The proof-of-concept phase for Document AI is over. Indian enterprises that spent 2023 and 2024 experimenting with OCR and large language model combinations for document processing are now facing a harder question: how do you run this in production without breaking the bank or creating a maintenance nightmare?
The answer is forcing CIOs and CTOs to make architectural bets that will be difficult to reverse. Choose wrong, and you’re looking at brittle integrations, runaway costs, and compliance gaps that auditors will flag within quarters.
The Production Reality Check
Document-heavy workflows — contract analysis, invoice processing, KYC verification — are where AI delivers measurable ROI. A well-tuned pipeline can cut processing time from days to minutes. But the gap between a working demo and a production system handling thousands of documents daily is vast.
Production systems need to handle throughput spikes, maintain consistent latency, support model retraining without downtime, and produce audit trails that satisfy regulators. Most prototype architectures collapse under these requirements.
This is why the industry is converging on microservice pipelines — breaking document processing into discrete, independently scalable components. One service handles ingestion, another runs OCR (optical character recognition, which converts images to text), a third applies LLM-based extraction, and so on. Each piece can be monitored, updated, and scaled separately.

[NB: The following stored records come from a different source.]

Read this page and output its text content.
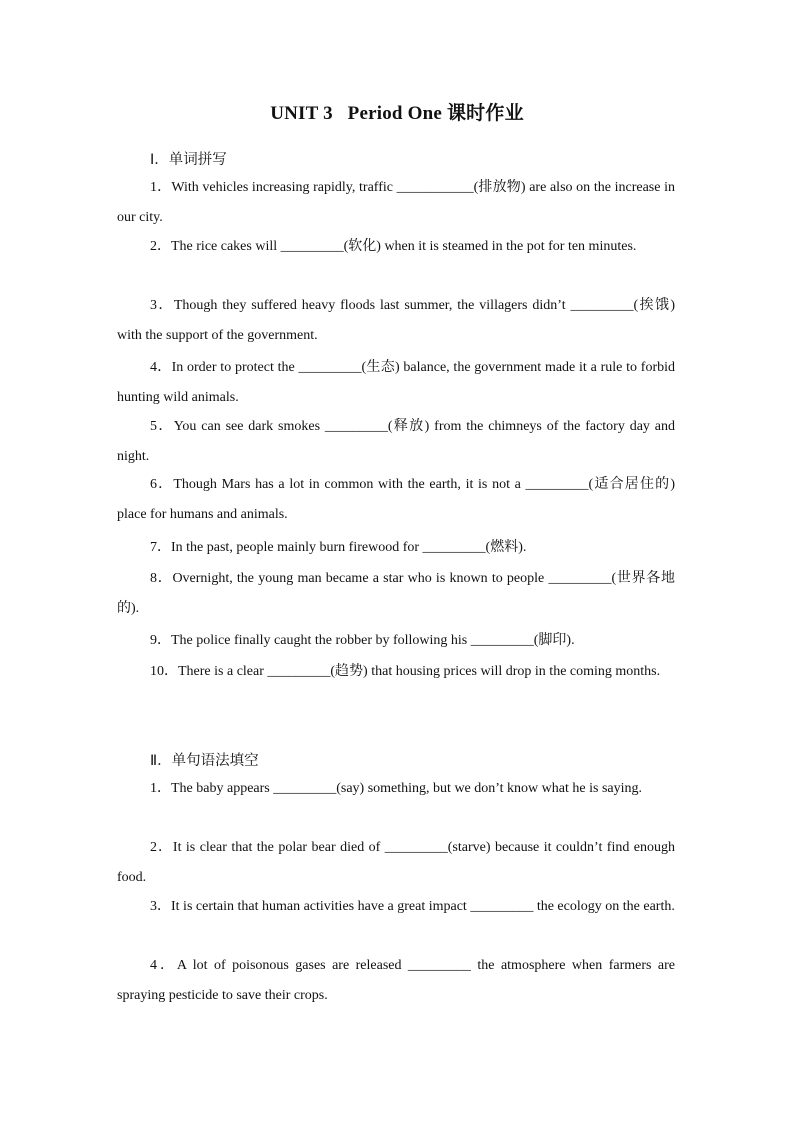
UNIT 3   Period One 课时作业
Ⅰ．单词拼写
1．With vehicles increasing rapidly, traffic ___________(排放物) are also on the increase in our city.
2．The rice cakes will _________(软化) when it is steamed in the pot for ten minutes.
3．Though they suffered heavy floods last summer, the villagers didn’t _________(挨饿) with the support of the government.
4．In order to protect the _________(生态) balance, the government made it a rule to forbid hunting wild animals.
5．You can see dark smokes _________(释放) from the chimneys of the factory day and night.
6．Though Mars has a lot in common with the earth, it is not a _________(适合居住的) place for humans and animals.
7．In the past, people mainly burn firewood for _________(燃料).
8．Overnight, the young man became a star who is known to people _________(世界各地的).
9．The police finally caught the robber by following his _________(脚印).
10．There is a clear _________(趋势) that housing prices will drop in the coming months.
Ⅱ．单句语法填空
1．The baby appears _________(say) something, but we don’t know what he is saying.
2．It is clear that the polar bear died of _________(starve) because it couldn’t find enough food.
3．It is certain that human activities have a great impact _________ the ecology on the earth.
4．A lot of poisonous gases are released _________ the atmosphere when farmers are spraying pesticide to save their crops.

The Build vs Buy Trade-off
Google, Microsoft, and AWS all offer managed Document AI services. Google’s Document AI platform, Azure AI Document Intelligence, and Amazon Textract provide pre-built capabilities that can get you to production faster. Infosys and other system integrators are building practices around deploying and customising these platforms for enterprise clients.
The appeal is obvious: faster time to value, less infrastructure to manage, and access to models trained on massive datasets. For straightforward use cases like standard invoice processing, managed services often make sense.
But managed services come with constraints. You’re tied to the vendor’s model update schedule, their pricing structure, and their data residency options. When a hyperscaler decides to deprecate an API or change pricing tiers — which happens regularly — you’re along for the ride.
Building your own microservice orchestration layer gives you control. You can swap out OCR engines, fine-tune LLMs on your specific document types, and keep sensitive data entirely within your infrastructure. The cost is complexity: you need teams who can build and maintain cloud-native systems with proper observability.
What Indian Enterprises Should Watch For
Data residency is non-negotiable for many Indian organisations, particularly in financial services and healthcare. Before committing to any managed service, verify exactly where your documents are processed and stored. Some services route data through regions that may not satisfy your compliance requirements.
Observability — the ability to see what’s happening inside your system — is often an afterthought in managed services. When a document fails to process correctly, can you trace exactly where and why? For regulated industries, this isn’t optional.
Cost modelling for Document AI is notoriously tricky. Managed services charge per page or per API call, which seems straightforward until you factor in retries, reprocessing for quality issues, and the hidden costs of data transfer. Run realistic projections based on your actual document volumes, not vendor-provided estimates.
The Composable Middle Path
Smart architecture teams are finding a middle ground: using managed services for commodity tasks like basic OCR while building custom microservices for business-specific extraction and validation logic. This composable approach limits vendor lock-in to components that are easier to replace.
The key is designing clean interfaces between services from the start. If your LLM extraction layer expects a specific input format, you can swap the upstream OCR provider without rewriting downstream code. This requires upfront architectural discipline but pays off when — not if — you need to change vendors.
Container orchestration platforms like Kubernetes have become the standard for running these pipelines. They provide the scaling, health monitoring, and deployment automation that production systems require. If your team lacks Kubernetes expertise, that’s a gap worth closing before committing to a custom architecture.
What This Means For You
If you’re running document-heavy operations, 2025 is the year to move beyond pilots. Start by auditing your current document workflows and identifying where AI-driven automation would deliver the clearest ROI — typically high-volume, repetitive processes with structured outputs.
For most organisations, the right approach is starting with managed services for speed, but architecting for portability from day one. Insist on clean service boundaries, comprehensive logging, and contracts that allow data export. Your future self will thank you when the inevitable vendor renegotiation arrives.
The enterprises that get this right will process documents faster and cheaper than competitors. Those that don’t will spend the next three years untangling technical debt. The architecture decisions you make in the next six months will determine which camp you’re in.